Bent over, hands on my knees, I try to catch my breath.
I’m covered in sweat and just want to rip off the soaking wet tank top I’m wearing and be done with this evening. Scattered around the track are a dozen other runners that look just like me. Hot, tired, bent over and sweat pouring down their backs.
The whistle blows and we are lining back up for another round. I tuck myself in behind someone when the runner up front signals for me to come stand next to him. I hesitate and he waves his arm determined to get me there before we are off. “Let’s go! Up here!” All eyes on me, I weave my way to the front. Coach looks at me and says, “You really should be in group one.”
I’m wondering how this is even happening. The last time I remember running on a track I was 15 years old and looking for the weakest classmate I could find to compete with. I was so slow and so awkward, I hated PE uniforms and I was pretty sure it was all just a way to torture high schoolers. I was never picked first (or even in the middle) and I definitely spent a lot of time coming in last.
“Group two ready?!” And then without waiting for an answer, “Go!”
I tell myself to start slow and stay behind someone but before I know it, I’m pulling ahead, everyone else hot on my heels. Their breath and loud steady foot steps will push me once again until I cross the finish line. We’ll all be bent over trying to catch our breath in only a few more minutes.
Sunday was the last race of the season for the CARA (Chicago Area Runners Association) circuit and I swore I wasn’t going to go because Drew was out of town and I surely didn’t want to miss Abbey’s last soccer game just to run three miles in some random little town an hour away. But Friday evening rolled around and I found myself setting my alarm for 5:30am, enough time to get up and haul myself out to another race. I calculate that I can get back just in time to make sure Abbey’s up and dressed for her game.
It’s early morning and the heat and humidity have been replaced by changing leaves and cool autumn air. After a warm up I make my way towards the front of the crowd while the National Anthem plays. I find a spot off to the side and start all my last checks. Warm up shirt off, watch ready, laces secure… A familiar voice next to me says,”You really need to move up closer and get a better spot. There are lots of little kids in this race and you’re too fast for over here.” It’s the last of the season and I still can’t convince myself that these people are right. Then she says, “You can do 6:45 pace. Go run that.” Why do these other runners have so much confidence in me?

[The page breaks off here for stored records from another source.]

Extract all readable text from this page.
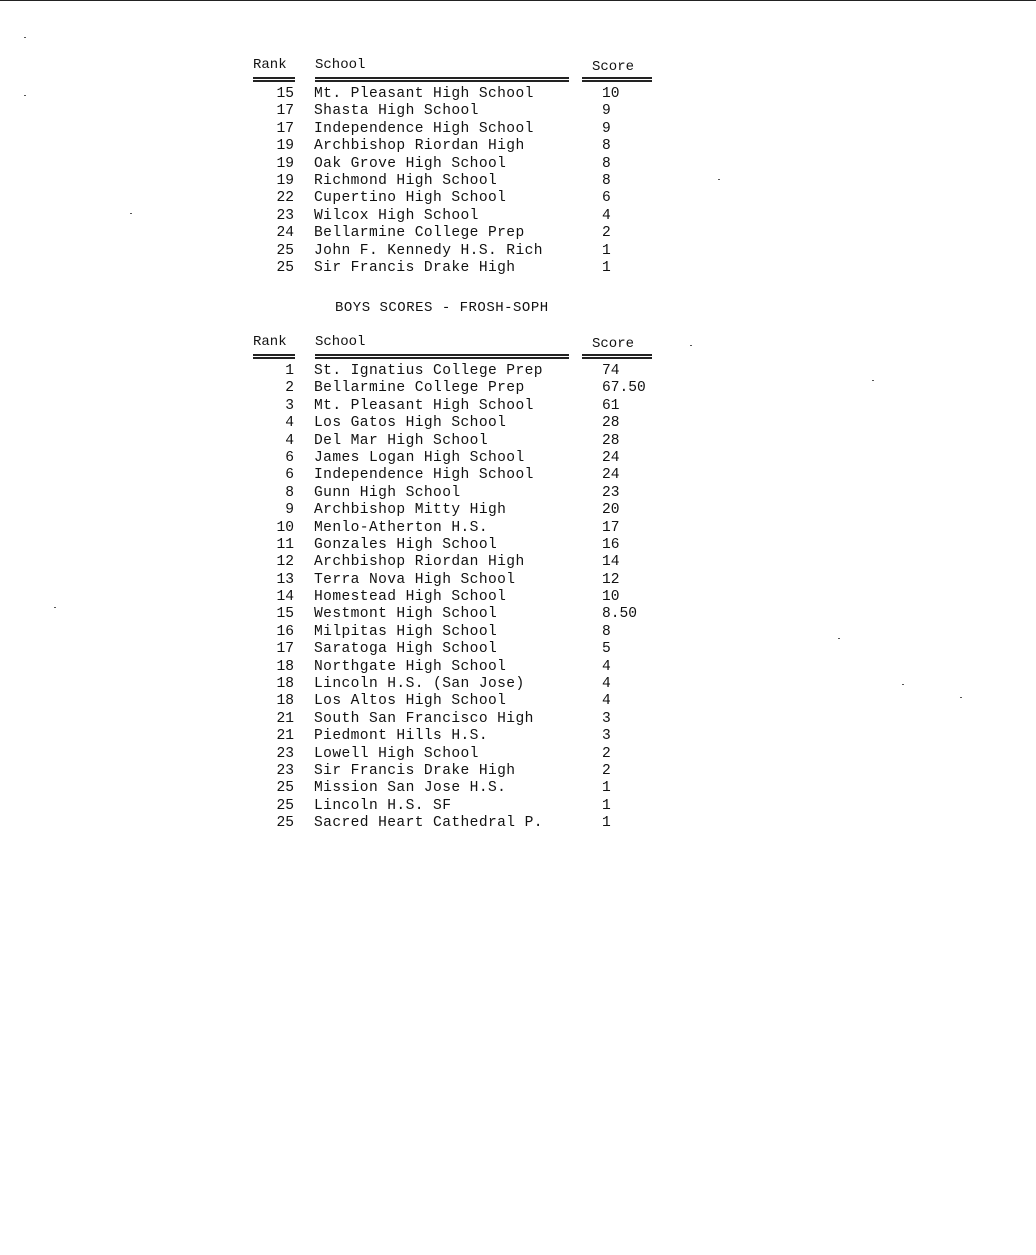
Rank School	Score
15 Mt. Pleasant High School	10
17 Shasta High School	9
17 Independence High School	9
19 Archbishop Riordan High	8
19 Oak Grove High School	8
19 Richmond High School	8
22 Cupertino High School	6
23 Wilcox High School	4
24 Bellarmine College Prep	2
25 John F. Kennedy H.S. Rich	1
25 Sir Francis Drake High	1
BOYS SCORES - FROSH-SOPH
Rank School	Score
1 St. Ignatius College Prep	74
2 Bellarmine College Prep	67.50
3 Mt. Pleasant High School	61
4 Los Gatos High School	28
4 Del Mar High School	28
6 James Logan High School	24
6 Independence High School	24
8 Gunn High School	23
9 Archbishop Mitty High	20
10 Menlo-Atherton H.S.	17
11 Gonzales High School	16
12 Archbishop Riordan High	14
13 Terra Nova High School	12
14 Homestead High School	10
15 Westmont High School	8.50
16 Milpitas High School	8
17 Saratoga High School	5
18 Northgate High School	4
18 Lincoln H.S. (San Jose)	4
18 Los Altos High School	4
21 South San Francisco High	3
21 Piedmont Hills H.S.	3
23 Lowell High School	2
23 Sir Francis Drake High	2
25 Mission San Jose H.S.	1
25 Lincoln H.S. SF	1
25 Sacred Heart Cathedral P.	1
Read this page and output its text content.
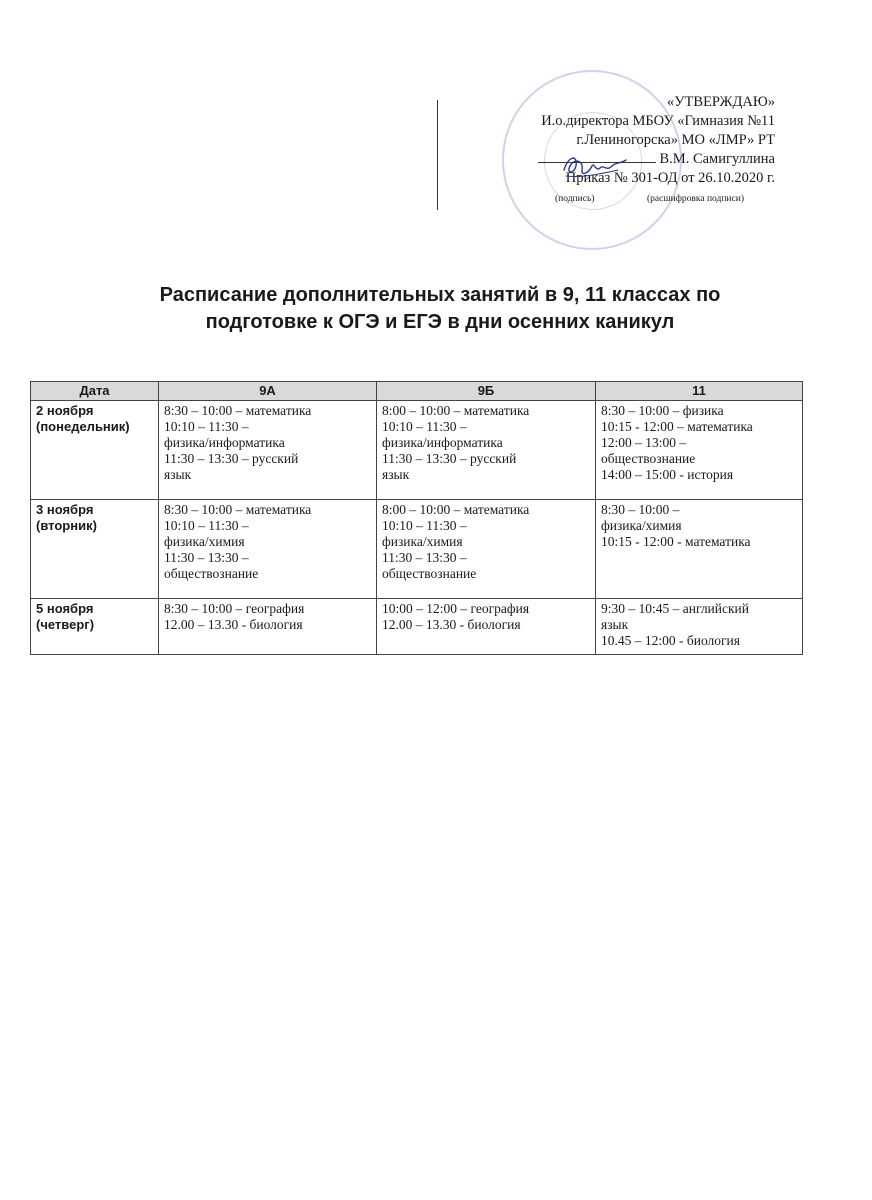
«УТВЕРЖДАЮ»
И.о.директора МБОУ «Гимназия №11
г.Лениногорска» МО «ЛМР» РТ
В.М. Самигуллина
Приказ № 301-ОД от 26.10.2020 г.
(подпись)	(расшифровка подписи)
Расписание дополнительных занятий в 9, 11 классах по
подготовке к ОГЭ и ЕГЭ в дни осенних каникул
Дата	9А	9Б	11

2 ноября
(понедельник)	8:30 – 10:00 – математика
10:10 – 11:30 –
физика/информатика
11:30 – 13:30 – русский
язык	8:00 – 10:00 – математика
10:10 – 11:30 –
физика/информатика
11:30 – 13:30 – русский
язык	8:30 – 10:00 – физика
10:15 - 12:00 – математика
12:00 – 13:00 –
обществознание
14:00 – 15:00 - история

3 ноября
(вторник)	8:30 – 10:00 – математика
10:10 – 11:30 –
физика/химия
11:30 – 13:30 –
обществознание	8:00 – 10:00 – математика
10:10 – 11:30 –
физика/химия
11:30 – 13:30 –
обществознание	8:30 – 10:00 –
физика/химия
10:15 - 12:00 - математика

5 ноября
(четверг)	8:30 – 10:00 – география
12.00 – 13.30 - биология	10:00 – 12:00 – география
12.00 – 13.30 - биология	9:30 – 10:45 – английский
язык
10.45 – 12:00 - биология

We wish each other good luck and the air horn goes off. Immediately the crowd is jammed with small children who were way too close to the front. One little girl stands still in the middle of the crowd as folks part the runner sea for her, confused. They were right, this is chaotic and I was too far back. I manage to get to the edge of the road to try and pass folks. Getting into my groove another friend passes me and I wish him good luck. He looks back at me and commands, “C’mon, let’s go!” He waves his arm decidedly and I follow. He was in group one all summer, can I really keep up? I’m not confident but I am good at taking commands. Turns out, I couldn’t catch him but he was always in my sight.
I just finished the best running season of my life. Age 44 has been good to me. But even more, the people around me have been amazing. They have believed when I didn’t, they have commanded me to move up when I was too far back and they told me what I can and will do.
“Pick up the 3:40 marathon pace band.”
“Run with group one.”
“You can qualify for Boston.”
Speed work, strength training, good shoes and long runs were the perfect combo to get me where I needed to be. But I would have never moved up front or convinced myself start out fast and strong without the people who surrounded me. They were the hands that pushed me into places I once thought I had no business being. Turns out, you never know until you really try.
Thanks running community. I’m not just saying this- you really are THE BEST.